Balneario La Monserrate
This eastern Puerto Rico beach is famous for its Mar Sin Barreras (Sea without Barriers), which is a long ramp that leads into the sea and allows people in wheelchairs to experience the waters.
Balneario Seven Seas
Sprawling outside of Fajardo on Puerto Rico's east coast, travel experts enjoy this beach for all its amenities: changing rooms, restrooms, showers, picnic tables and watersports contractors.
Interior Puerto Rico
In sharp contrast to the mostly flat coastal regions, the island's interior is covered with hills and mountains. Located roughly 25 miles southeast of San Juan, the El Yunque rainforest of the Luquillo Mountains provides a plentiful habitat for wildlife and a very popular day trip for hikers. Luquillo Beach makes a great stop for those looking for to take a dip or cool off in the water after a long day of trekking.
Vieques and Culebra
Puerto Rico's territory includes four smaller islands: Cayo Santiago, Culebra, Vieques and Mona, all of which are accessible by ferry from the main island. For tourists, the most popular of these remote islands are Vieques and Culebra, which offer visitors the opportunity to relax on the beach and enjoy fresh seafood without the hustle and bustle of the main island. And unlike San Juan, Vieques is the type of place where hitting the bar scene in shorts and a T-shirt isn't discouraged — it's the norm.
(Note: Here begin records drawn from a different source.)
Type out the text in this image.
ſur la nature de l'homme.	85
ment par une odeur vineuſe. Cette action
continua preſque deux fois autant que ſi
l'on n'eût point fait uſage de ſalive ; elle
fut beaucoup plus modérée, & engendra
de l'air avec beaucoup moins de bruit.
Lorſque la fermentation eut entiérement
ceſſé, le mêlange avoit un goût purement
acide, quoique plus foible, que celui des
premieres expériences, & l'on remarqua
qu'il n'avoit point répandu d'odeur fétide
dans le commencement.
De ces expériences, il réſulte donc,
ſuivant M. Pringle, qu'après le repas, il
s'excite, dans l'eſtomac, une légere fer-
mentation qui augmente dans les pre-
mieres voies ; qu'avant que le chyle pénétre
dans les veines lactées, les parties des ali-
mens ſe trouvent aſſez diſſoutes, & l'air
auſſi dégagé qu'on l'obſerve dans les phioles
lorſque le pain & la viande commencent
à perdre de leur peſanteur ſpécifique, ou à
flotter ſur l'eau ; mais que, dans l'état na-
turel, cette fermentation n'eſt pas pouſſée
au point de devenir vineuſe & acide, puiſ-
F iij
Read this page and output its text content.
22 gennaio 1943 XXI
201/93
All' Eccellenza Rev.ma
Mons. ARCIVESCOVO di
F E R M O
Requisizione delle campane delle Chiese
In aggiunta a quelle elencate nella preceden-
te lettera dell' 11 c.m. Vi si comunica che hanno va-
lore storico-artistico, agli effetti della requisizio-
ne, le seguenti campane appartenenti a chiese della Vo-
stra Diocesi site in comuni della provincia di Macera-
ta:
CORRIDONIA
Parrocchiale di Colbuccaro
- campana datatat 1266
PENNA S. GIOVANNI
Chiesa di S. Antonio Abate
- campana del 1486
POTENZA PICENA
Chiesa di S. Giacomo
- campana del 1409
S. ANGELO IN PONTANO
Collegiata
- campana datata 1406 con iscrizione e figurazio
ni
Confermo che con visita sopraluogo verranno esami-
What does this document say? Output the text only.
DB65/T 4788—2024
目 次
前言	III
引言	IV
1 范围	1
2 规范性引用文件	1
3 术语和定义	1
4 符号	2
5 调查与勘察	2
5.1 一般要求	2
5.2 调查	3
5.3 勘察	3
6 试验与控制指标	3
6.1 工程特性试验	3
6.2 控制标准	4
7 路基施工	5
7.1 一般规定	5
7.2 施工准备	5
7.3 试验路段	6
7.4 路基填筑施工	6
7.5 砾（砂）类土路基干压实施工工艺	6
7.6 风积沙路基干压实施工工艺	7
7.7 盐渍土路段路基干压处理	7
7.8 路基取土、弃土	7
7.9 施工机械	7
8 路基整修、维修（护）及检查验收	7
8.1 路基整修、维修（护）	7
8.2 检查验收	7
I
If you're looking for a little spot of island paradise, book a ferry or take a quick flight out of Fajardo Airport (FAJ) and head to Puerto Rico's accompanying islands, Vieques and Culebra.
This northern Culebra beach is a favorite among travelers and experts alike, often considered among the best in the world. With soft white sand, gentle waters and towering mountains penning it in on all sides, visitors feel as if they're in a remote paradise.
Playa Media Luna
You can find Playa Media Luna off a rustic trail just east of Playa Sun Bay. This family-friendly beach has placid, shallow water, though parents should keep in mind that there are no facilities, such as restrooms or restaurants.
Playa Sun Bay
One of the most popular beaches on Vieques, Playa Sun Bay features a mile of bright white sand just east of the southern city of Esperanza. You'll also find changing rooms, picnic tables and food stands, but on less busy weekdays, you also might see some wild horses.
Puerto Rico sees some violent drug-related crime as well as thefts in San Juan and Ponce, but it's usually not directed toward tourists. Still, watch out for pickpockets, especially on the beach, and don't leave your property unattended or it might be swiped. Steer clear of more rundown areas like La Perla in San Juan, as these towns are prone to drug activity and violence. If you're planning on taking some jungle hikes — and then want to take a dip in a refreshing lake or stream — keep in mind that some bodies of water are polluted. Stick to bodies of water higher up in the rainforest.